UK taxpayers’ £1.4m gift to Palestinian campaigners

The separation wall near Bethlehem.

The British government has given  almost £1.4million in taxpayers’ cash to a campaign group whose publications decry “urban incarceration” of Palestinians and rail against the “separation wall,” a Freedom of Information (FOI) request has revealed.

Jerusalem separation wall

The International Peace and Cooperation Center (IPCC), based in Jerusalem and Ramallah, was last year handed £563,000 by the Foreign & Commonwealth Office, the Ministry of Defence and the Department for International Development. These three departments gave the IPCC an additional £800,000 between 2010 and 2012.

The group supports the social and economic development of Palestinian society, but some of its presentations and reports have given cause for concern.
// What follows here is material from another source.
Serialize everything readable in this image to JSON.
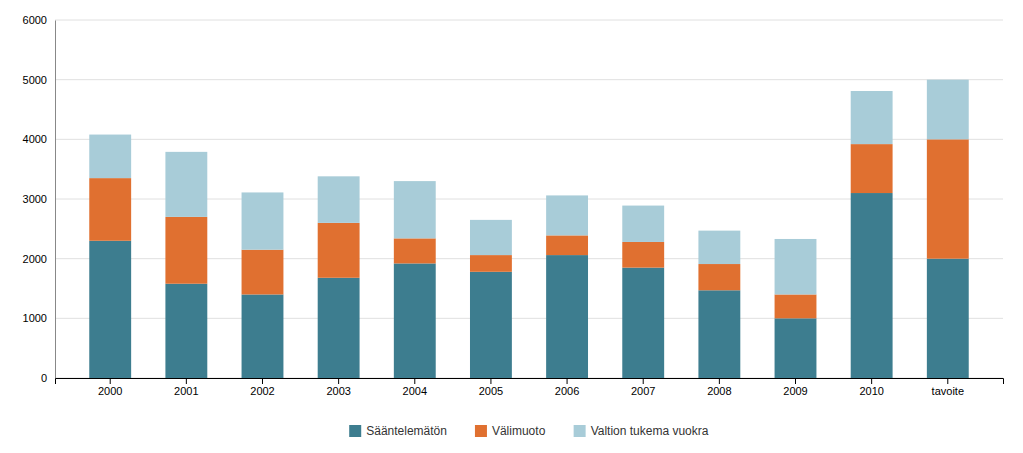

Its latest presentation on Jerusalem, for example, says: “The Israeli planning system considers territorial and demographic security, and through the ‘Master Plan’ they promote the Jewish domination of the Jewish population part of Israel’s  national character and image of the city.”
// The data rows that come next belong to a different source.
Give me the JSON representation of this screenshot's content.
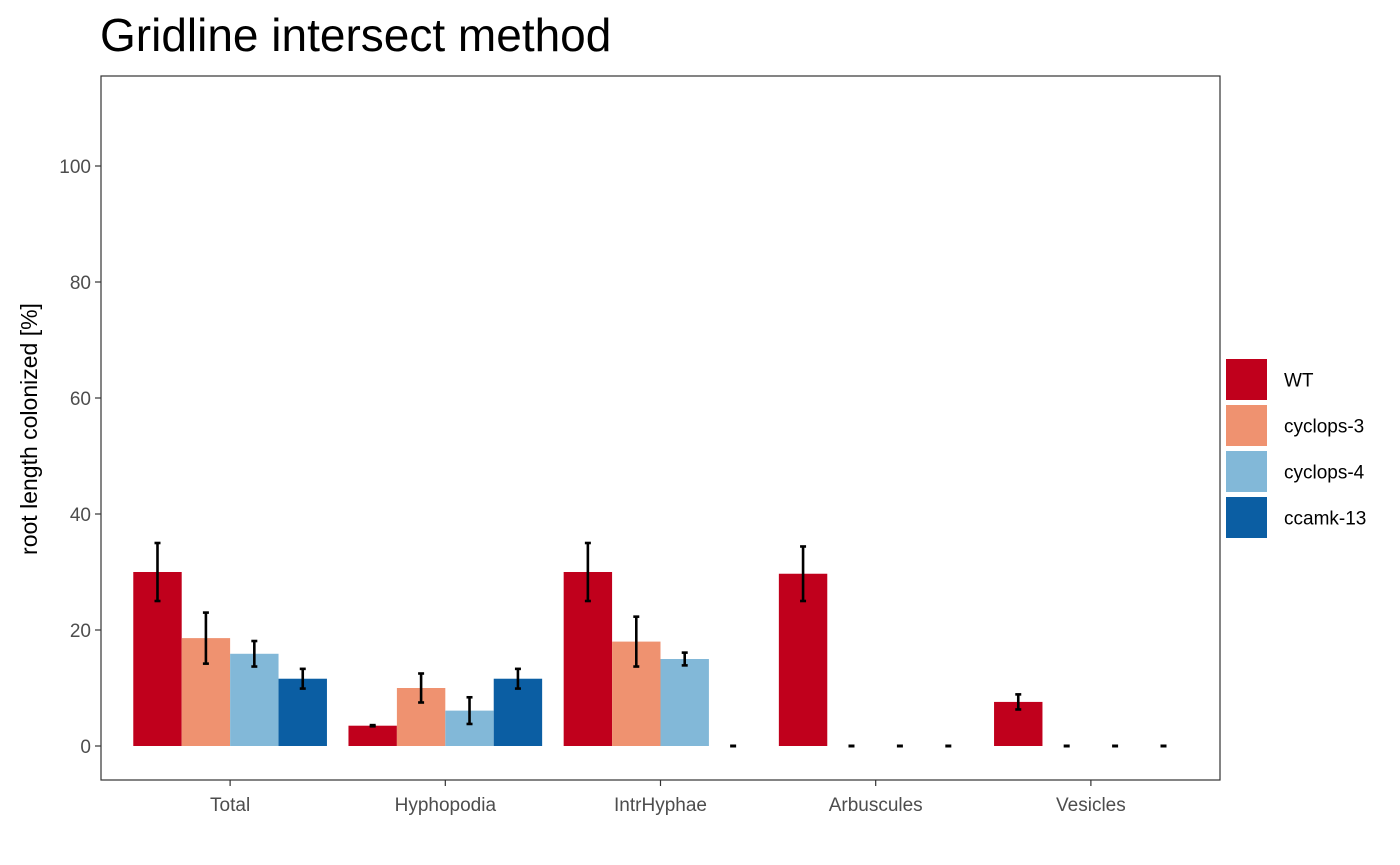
{
  "chart_data": {
    "type": "bar",
    "title": "Gridline intersect method",
    "xlabel": "",
    "ylabel": "root length colonized [%]",
    "ylim": [
      -6,
      115
    ],
    "yticks": [
      0,
      20,
      40,
      60,
      80,
      100
    ],
    "categories": [
      "Total",
      "Hyphopodia",
      "IntrHyphae",
      "Arbuscules",
      "Vesicles"
    ],
    "series": [
      {
        "name": "WT",
        "color": "#c0001c",
        "values": [
          30.0,
          3.5,
          30.0,
          29.7,
          7.6
        ],
        "errors": [
          5.0,
          0.1,
          5.0,
          4.7,
          1.3
        ]
      },
      {
        "name": "cyclops-3",
        "color": "#ef9270",
        "values": [
          18.6,
          10.0,
          18.0,
          0,
          0
        ],
        "errors": [
          4.4,
          2.5,
          4.3,
          0,
          0
        ]
      },
      {
        "name": "cyclops-4",
        "color": "#82b8d8",
        "values": [
          15.9,
          6.1,
          15.0,
          0,
          0
        ],
        "errors": [
          2.2,
          2.3,
          1.1,
          0,
          0
        ]
      },
      {
        "name": "ccamk-13",
        "color": "#0b5ea3",
        "values": [
          11.6,
          11.6,
          0,
          0,
          0
        ],
        "errors": [
          1.7,
          1.7,
          0,
          0,
          0
        ]
      }
    ],
    "grid": false,
    "legend_position": "right"
  }
}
News of the funding follows the publication of an FOI  request, originally lodged in February, and comes at a time of increased tension in the region, with Israel’s ongoing military action against Hamas in Gaza.
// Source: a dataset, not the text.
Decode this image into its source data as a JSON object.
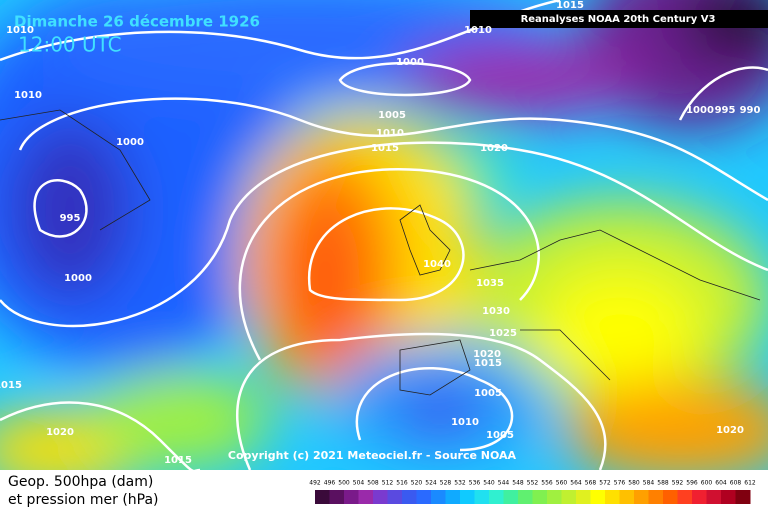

Among the other groups funded by  the UK government are Peace Now, which monitors settlement-building, and B’TSelem, which monitors Israeli human rights abuses. The two groups received more than £500,000 over the past three years.

With tensions over Gaza at boiling point, B’TSelem raised eyebrows last week by criticising Israeli military actions in Gaza as “punitive and illegal”.

It said: “The [IDF] says it is enough for a person to be involved in military activity to render his home legitimate military targets, without having to prove any connection between his activity and the house in which he and his family live.

“This interpretation is unfounded and  illegal. Euphemisms such as ‘surgical strikes’ or ‘operational infrastructure’ cannot hide the facts: illegal attacks of homes, which constitute punitive home demolition… come at a dreadful cost.” However Jewish community leaders said the news meant that further answers were needed.

Alex Brummer, vice-president of the Board of Deputies, said: “We need to know which of these organisations are delivering value for the taxpayer and contributing towards a peaceful solution.”